METALMECCANICI, LA CRISI MORDE IN BRIANZA

La recessione ha colpito duramente il settore hi tech nel Vimercatese, ma anche molte altre piccole e medie imprese del territorio. Redaelli (Fim): «La Brianza deve fare sistema per aziende e istutuzioni devo sostenere e promuovere insieme le nostre specificità».

La crisi ha colpito duramente il settore metalmeccanico in Brianza. A pagare il prezzo più alto è stato l’hi-tech, concentrato in larga parte nel vimercatese. Anche se isole felici continuano a esistere nel nostro territorio.
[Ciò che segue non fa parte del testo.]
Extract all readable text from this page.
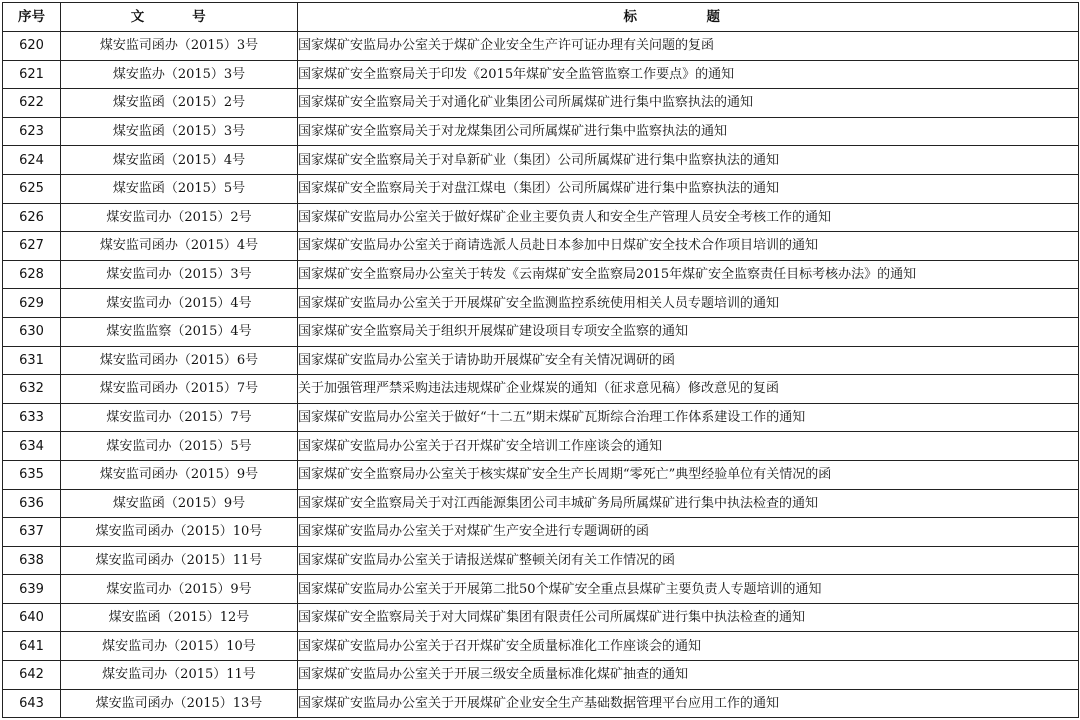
序号	文 号	标 题
620	煤安监司函办（2015）3号	国家煤矿安监局办公室关于煤矿企业安全生产许可证办理有关问题的复函
621	煤安监办（2015）3号	国家煤矿安全监察局关于印发《2015年煤矿安全监管监察工作要点》的通知
622	煤安监函（2015）2号	国家煤矿安全监察局关于对通化矿业集团公司所属煤矿进行集中监察执法的通知
623	煤安监函（2015）3号	国家煤矿安全监察局关于对龙煤集团公司所属煤矿进行集中监察执法的通知
624	煤安监函（2015）4号	国家煤矿安全监察局关于对阜新矿业（集团）公司所属煤矿进行集中监察执法的通知
625	煤安监函（2015）5号	国家煤矿安全监察局关于对盘江煤电（集团）公司所属煤矿进行集中监察执法的通知
626	煤安监司办（2015）2号	国家煤矿安监局办公室关于做好煤矿企业主要负责人和安全生产管理人员安全考核工作的通知
627	煤安监司函办（2015）4号	国家煤矿安监局办公室关于商请选派人员赴日本参加中日煤矿安全技术合作项目培训的通知
628	煤安监司办（2015）3号	国家煤矿安全监察局办公室关于转发《云南煤矿安全监察局2015年煤矿安全监察责任目标考核办法》的通知
629	煤安监司办（2015）4号	国家煤矿安监局办公室关于开展煤矿安全监测监控系统使用相关人员专题培训的通知
630	煤安监监察（2015）4号	国家煤矿安全监察局关于组织开展煤矿建设项目专项安全监察的通知
631	煤安监司函办（2015）6号	国家煤矿安监局办公室关于请协助开展煤矿安全有关情况调研的函
632	煤安监司函办（2015）7号	关于加强管理严禁采购违法违规煤矿企业煤炭的通知（征求意见稿）修改意见的复函
633	煤安监司办（2015）7号	国家煤矿安监局办公室关于做好“十二五”期末煤矿瓦斯综合治理工作体系建设工作的通知
634	煤安监司办（2015）5号	国家煤矿安监局办公室关于召开煤矿安全培训工作座谈会的通知
635	煤安监司函办（2015）9号	国家煤矿安全监察局办公室关于核实煤矿安全生产长周期“零死亡”典型经验单位有关情况的函
636	煤安监函（2015）9号	国家煤矿安全监察局关于对江西能源集团公司丰城矿务局所属煤矿进行集中执法检查的通知
637	煤安监司函办（2015）10号	国家煤矿安监局办公室关于对煤矿生产安全进行专题调研的函
638	煤安监司函办（2015）11号	国家煤矿安监局办公室关于请报送煤矿整顿关闭有关工作情况的函
639	煤安监司办（2015）9号	国家煤矿安监局办公室关于开展第二批50个煤矿安全重点县煤矿主要负责人专题培训的通知
640	煤安监函（2015）12号	国家煤矿安全监察局关于对大同煤矿集团有限责任公司所属煤矿进行集中执法检查的通知
641	煤安监司办（2015）10号	国家煤矿安监局办公室关于召开煤矿安全质量标准化工作座谈会的通知
642	煤安监司办（2015）11号	国家煤矿安监局办公室关于开展三级安全质量标准化煤矿抽查的通知
643	煤安监司函办（2015）13号	国家煤矿安监局办公室关于开展煤矿企业安全生产基础数据管理平台应用工作的通知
È un’analisi in chiaroscuro quella di Gigi Redaelli, segretario generale aggiunto della Fim Cisl Monza Brianza Lecco.
All’inizio della crisi, nell’autunno 2008, il comparto era uno dei pilastri fondamentali dell’economia locale e dava lavoro a 70mila persone. Oltre a una diffusa presenza di imprese artigiane, vantava una rete di grandi imprese nei settori dell’elettronica, delle bullonerie, della componentistica delle auto.
Con l’arrivo della recessione, a risentirne maggiormente è stato l’hi-tech. Pensiamo a crisi aziendali come quelle della Celestica, poi Bames e Sem entrambe fallite; dell’Alcatel Lucent, che in una decina di anni è passata da tremila a 800 dipendenti; della Micron, che dei 1.300 dipendenti iniziali ne sono rimasti 300. La Silicon Valley italiana è entrata in sofferenza. «In questa crisi – spiega Redaelli – paghiamo molto l’incapacità del territorio e del Paese di fare sistema. È vero che nel Vimercatese è stato creato il distretto Green Hi Tech, ma con risultati scarsi dovuti al disinteresse e ai pochi soldi investiti. In Brianza, come anche nel resto d’Italia, è indispensabile per le aziende e le istituzioni creare reti che sostengano e promuovano le nostre realtà e i nostri prodotti».
A soffrire anche molte realtà piccole e medie che in questi anni si sono scontrate con la contrazione dei mercati, la riduzione dei crediti, la forte concorrenza estera. «In molti casi – continua Redaelli – abbiamo cercato di salvaguardare i lavoratori attraverso gli ammortizzatori sociali. Sono strumenti utilissimi ma, dobbiamo essere sinceri, tamponano le difficoltà, non le risolvono. Servirebbe un investimento nella formazione e nella riqualificazione del personale. Ma è indispensabile un cambiamento di mentalità da parte di tutte le componenti del mondo del lavoro. E non so se tutti sono pronti ad accettare un cambiamento simile».
In Brianza però esistono ancora imprese in grado di affrontare la crisi. «Le grandi bullonerie – conclude Redaelli – hanno retto bene all’urto. Non hanno utilizzato ammortizzatori sociali e, in qualche caso, hanno addirittura continuato ad assumere. Lo stesso è capitato alla St di Agrate Brianza che negli ultimi anni ha assunto 800 dipendenti. È grazie a queste aziende che l’impatto sull’occupazione è stato, in parte, attutito».